Characterization of hOGG1 Promoter Structure, Expression During Cell Cycle and Overexpression in Mammalian Cells

Abstract

Oxygen radicals are produced in all cells either by the normal cellular metabolism or by the exposure to external mutagens. The reactive oxygen species (ROS) generated can induce DNA damage. Among the principal lesions found in DNA due to ROS is an oxidized form of guanine, 8-oxo-7,8-dihydroguanine (8-oxoG). The biological relevance of this lesion has been unveiled by the study of Escherichia colt and Saccharomyces cerevisiae genes involved in the neutralization of the mutagenic effects of 8-oxoG (Cabrera et al., 1988; Nghiem et al., 1988; Radicella et al., 1988; van der Kemp et al., 1996).
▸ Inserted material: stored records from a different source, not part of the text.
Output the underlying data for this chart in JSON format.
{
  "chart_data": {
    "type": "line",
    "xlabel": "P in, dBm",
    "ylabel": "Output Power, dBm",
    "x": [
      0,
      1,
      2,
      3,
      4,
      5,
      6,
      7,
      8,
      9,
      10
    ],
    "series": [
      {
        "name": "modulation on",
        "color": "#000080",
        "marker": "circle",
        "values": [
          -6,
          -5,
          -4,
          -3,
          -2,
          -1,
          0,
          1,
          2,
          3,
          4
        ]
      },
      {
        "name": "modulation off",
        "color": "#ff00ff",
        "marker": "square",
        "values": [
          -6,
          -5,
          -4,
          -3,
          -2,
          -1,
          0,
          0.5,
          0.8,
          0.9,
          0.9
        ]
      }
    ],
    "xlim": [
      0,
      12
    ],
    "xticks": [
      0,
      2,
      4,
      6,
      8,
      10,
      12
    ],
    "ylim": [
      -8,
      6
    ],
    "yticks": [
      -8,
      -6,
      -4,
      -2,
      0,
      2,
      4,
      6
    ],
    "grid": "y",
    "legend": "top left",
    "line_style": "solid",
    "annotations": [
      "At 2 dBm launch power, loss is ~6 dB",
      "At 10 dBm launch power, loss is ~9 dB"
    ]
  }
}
These genes fpg and mutY for E. colt and OGG1 for yeast, code for DNA glycosylases. Inactivation of any of those genes leads to a spontaneous mutator phenotype characterized by the exclusive increase of GC->TA transversions. In yeast, the OGG1 gene encodes a DNA glycosylase/AP lyase that excises 8-oxoG from DNA. A similar activity has been established in mammals by the recent cloning of the human and rodent OGG1 (reviewed in Boiteux and Radicella (2000)). Consistent with the yeast findings, knock-out mice for OGG1 accumulate abnormal levels of 8-oxoG in their genome and show a moderately elevated spontaneous mutation rate in non proliferative tissues (Klungland et al., 1999). In human cells, the OGG1 gene is located on chromosome 3p25 and encodes two forms of hOggl protein resulting from an alternative splicing of a single RNA. The α-hOggl protein has a nuclear localization whereas the β-hOgg1 is targeted to the mitochondrion (Nishioka et al., 1999).